Almost a quarter of Nevada residents who lost their homes to foreclosure walked away from them. A Nevada Association of Realtors (NVAR) Report found that 23 percent of homeowners strategically defaulted on mortgage loans. The report also found that most Nevadans facing foreclosure did not know about federal and nonprofit programs designed to help them.

Many of the people who went through foreclosure had experience at least two “life-altering events” that increase their risk of defaulting on a home mortgage. Losing a job and medical expenses were the most common events that triggered a foreclosure. Also, 46 percent of homeowners blamed banks and lenders for foreclosures, 20 percent blamed the government and 13 percent blamed homeowners.

Residents don’t know where to turn for help

Nevada has consistently had one of the highest rates of foreclosure in the U.S. With so much attention given to foreclosure during the housing crisis, it seems surprising that so many homeowners would be unaware of programs that can help them.

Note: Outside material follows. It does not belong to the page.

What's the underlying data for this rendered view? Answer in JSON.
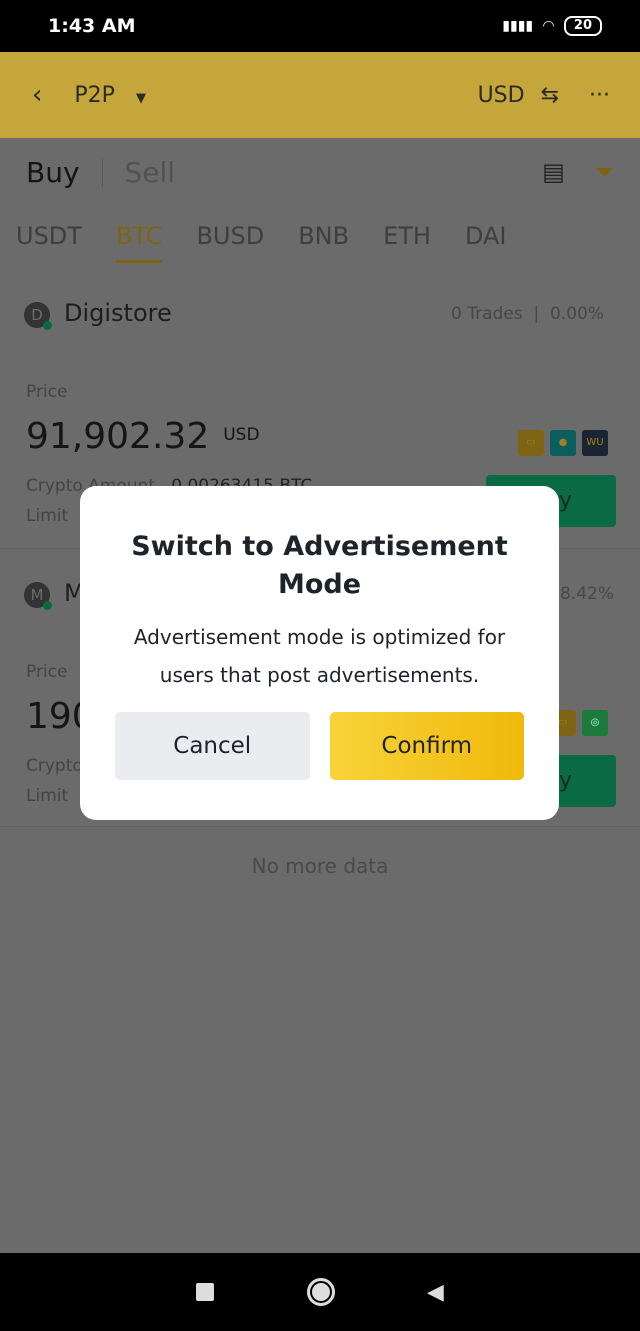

Linda Rheinberger, 2010 NVAR president, said in a statement:

“We think this research will help the public, the real estate industry, lawmakers and others grappling with this difficult issue. Personally, it was striking to see that nearly one in four Nevadans who lost homes to foreclosure admitted that they simply walked away from their mortgage. As for solutions, there may not be a single cure-all, but this report suggests that we can do more to make distressed homeowners aware of the free and low-cost resources available to them.”

Arranging a short sale

Among the alternatives to foreclosure is arranging a short sale. A short sale occurs when a mortgage lender agrees to allow you to sell a home for less than what is owed on a mortgage loan. The mortgage lender is able to recover some of the mortgage loan, and you, the homeowner, get out from under the burden of a mortgage you can’t afford.